Ad-supported archives

[edit]

Unless and until Wikipedia shows it is able to bail out or take over from WebCite, we're in a dicey position. An ad supported archive has every reason to be aggressive in trying to get Wikipedia to use it, and if there are multiple ad supported archives, they could end up having bot edit wars to try to take over each other's traffic. But if we are not going to actually support the non-ad archives and they end up shutting down, what other option do we have? Wnt (talk) 15:53, 3 October 2013 (UTC)[reply]

See note about ads above. --Lexein (talk) 08:30, 4 October 2013 (UTC)[reply]
I'm surprised that you're perplexed.
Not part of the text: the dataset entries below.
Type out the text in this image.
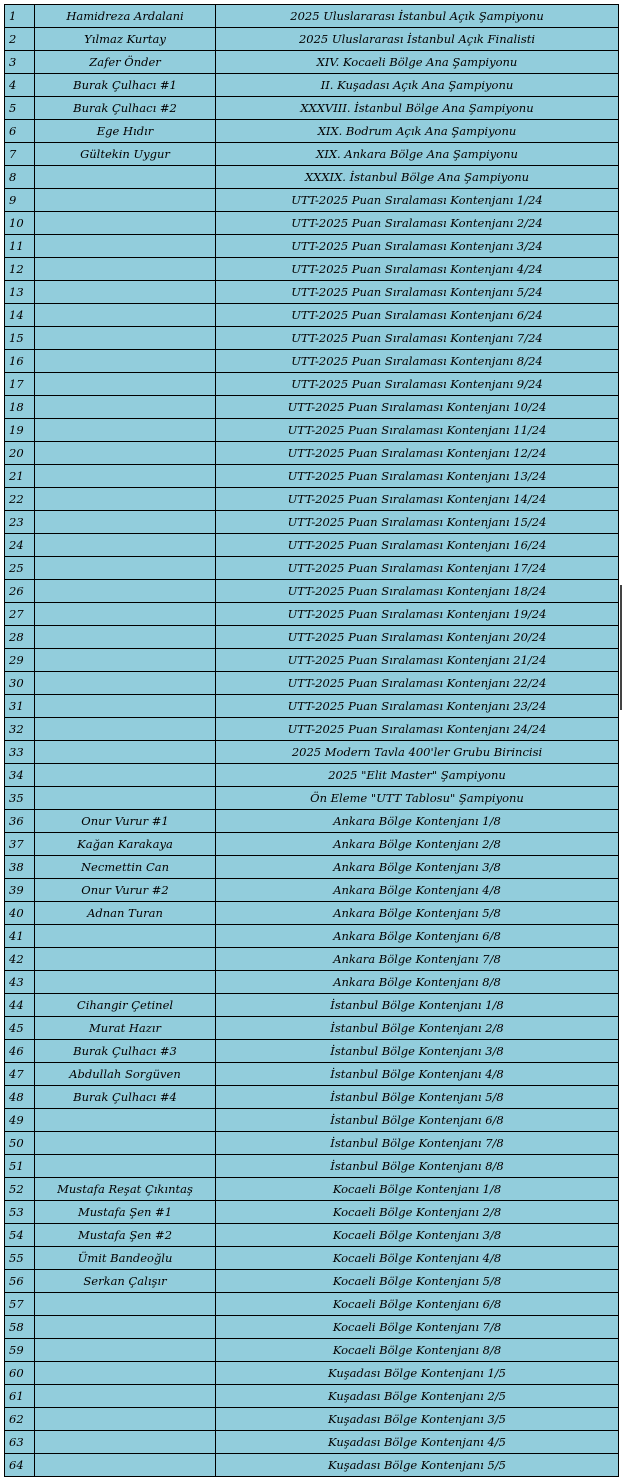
1	Hamidreza Ardalani	2025 Uluslararası İstanbul Açık Şampiyonu
2	Yılmaz Kurtay	2025 Uluslararası İstanbul Açık Finalisti
3	Zafer Önder	XIV. Kocaeli Bölge Ana Şampiyonu
4	Burak Çulhacı #1	II. Kuşadası Açık Ana Şampiyonu
5	Burak Çulhacı #2	XXXVIII. İstanbul Bölge Ana Şampiyonu
6	Ege Hıdır	XIX. Bodrum Açık Ana Şampiyonu
7	Gültekin Uygur	XIX. Ankara Bölge Ana Şampiyonu
8		XXXIX. İstanbul Bölge Ana Şampiyonu
9		UTT-2025 Puan Sıralaması Kontenjanı 1/24
10		UTT-2025 Puan Sıralaması Kontenjanı 2/24
11		UTT-2025 Puan Sıralaması Kontenjanı 3/24
12		UTT-2025 Puan Sıralaması Kontenjanı 4/24
13		UTT-2025 Puan Sıralaması Kontenjanı 5/24
14		UTT-2025 Puan Sıralaması Kontenjanı 6/24
15		UTT-2025 Puan Sıralaması Kontenjanı 7/24
16		UTT-2025 Puan Sıralaması Kontenjanı 8/24
17		UTT-2025 Puan Sıralaması Kontenjanı 9/24
18		UTT-2025 Puan Sıralaması Kontenjanı 10/24
19		UTT-2025 Puan Sıralaması Kontenjanı 11/24
20		UTT-2025 Puan Sıralaması Kontenjanı 12/24
21		UTT-2025 Puan Sıralaması Kontenjanı 13/24
22		UTT-2025 Puan Sıralaması Kontenjanı 14/24
23		UTT-2025 Puan Sıralaması Kontenjanı 15/24
24		UTT-2025 Puan Sıralaması Kontenjanı 16/24
25		UTT-2025 Puan Sıralaması Kontenjanı 17/24
26		UTT-2025 Puan Sıralaması Kontenjanı 18/24
27		UTT-2025 Puan Sıralaması Kontenjanı 19/24
28		UTT-2025 Puan Sıralaması Kontenjanı 20/24
29		UTT-2025 Puan Sıralaması Kontenjanı 21/24
30		UTT-2025 Puan Sıralaması Kontenjanı 22/24
31		UTT-2025 Puan Sıralaması Kontenjanı 23/24
32		UTT-2025 Puan Sıralaması Kontenjanı 24/24
33		2025 Modern Tavla 400'ler Grubu Birincisi
34		2025 "Elit Master" Şampiyonu
35		Ön Eleme "UTT Tablosu" Şampiyonu
36	Onur Vurur #1	Ankara Bölge Kontenjanı 1/8
37	Kağan Karakaya	Ankara Bölge Kontenjanı 2/8
38	Necmettin Can	Ankara Bölge Kontenjanı 3/8
39	Onur Vurur #2	Ankara Bölge Kontenjanı 4/8
40	Adnan Turan	Ankara Bölge Kontenjanı 5/8
41		Ankara Bölge Kontenjanı 6/8
42		Ankara Bölge Kontenjanı 7/8
43		Ankara Bölge Kontenjanı 8/8
44	Cihangir Çetinel	İstanbul Bölge Kontenjanı 1/8
45	Murat Hazır	İstanbul Bölge Kontenjanı 2/8
46	Burak Çulhacı #3	İstanbul Bölge Kontenjanı 3/8
47	Abdullah Sorgüven	İstanbul Bölge Kontenjanı 4/8
48	Burak Çulhacı #4	İstanbul Bölge Kontenjanı 5/8
49		İstanbul Bölge Kontenjanı 6/8
50		İstanbul Bölge Kontenjanı 7/8
51		İstanbul Bölge Kontenjanı 8/8
52	Mustafa Reşat Çıkıntaş	Kocaeli Bölge Kontenjanı 1/8
53	Mustafa Şen #1	Kocaeli Bölge Kontenjanı 2/8
54	Mustafa Şen #2	Kocaeli Bölge Kontenjanı 3/8
55	Ümit Bandeoğlu	Kocaeli Bölge Kontenjanı 4/8
56	Serkan Çalışır	Kocaeli Bölge Kontenjanı 5/8
57		Kocaeli Bölge Kontenjanı 6/8
58		Kocaeli Bölge Kontenjanı 7/8
59		Kocaeli Bölge Kontenjanı 8/8
60		Kuşadası Bölge Kontenjanı 1/5
61		Kuşadası Bölge Kontenjanı 2/5
62		Kuşadası Bölge Kontenjanı 3/5
63		Kuşadası Bölge Kontenjanı 4/5
64		Kuşadası Bölge Kontenjanı 5/5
The answer is obvious: because copyright infringement with ads is commercial copyright infringement, which is morally and sometimes legally worse.--greenrd (talk) 21:41, 12 October 2013 (UTC)[reply]

WMF Notified

[edit]

In the interests of transparency, I have contacted the Wikimedia Foundation regarding this. Reaper Eternal (talk) 02:31, 5 October 2013 (UTC)[reply]

WMF really should be tackling this problem head-on, especially because it periodically says it is working on such projects to tackle link-rot, which tend to disrupt any community lead approach to tackling link rot. Either WMF should take responsibility or tell the community to solve the problem itself. And if the situation is the latter, then the community should take responsibility for doing more than just saying yes, link rot is a problem, which in several RFCs it has done so, but take some next step. Otherwise, based on the central Wikipedian principle of people contributing their time and energy to fix articles, we get ad-hoc solutions like this which are then subjected to inconsistent debating independent of the greater link-rot debate, leading again to differences between community-approved sentiment (the link-rot debates often talked very favorably about a bot-led solution to the problem, at least as a short-term fix) and administrative decisions. When those two diverge, editors become less respectful and more resentful. Ultimately, the community and the WMF needs to understand that if you say you're going to address a problem, do it, do not just express empty sentiment with no way forward. Jztinfinity (talk) 17:06, 12 October 2013 (UTC)[reply]
Can you link to where the WMF says it is working on projects to tackle link rot?--greenrd (talk) 21:44, 12 October 2013 (UTC)[reply]
During the Google Summer of Code for 2011, the Wikimedia Foundation and its contractors worked for 3 months with the Internet Archive to have the MediaWiki software automatically archive all of our citations. mw:Extension:ArchiveLinks was created as a result, but it has not been enabled on any projects yet and the extension was archived a few days ago. 64.40.54.39 (talk) 23:01, 12 October 2013 (UTC)[reply]
The discussion above is closed. Please do not modify it. Subsequent comments should be made on the appropriate discussion page. No further edits should be made to this discussion.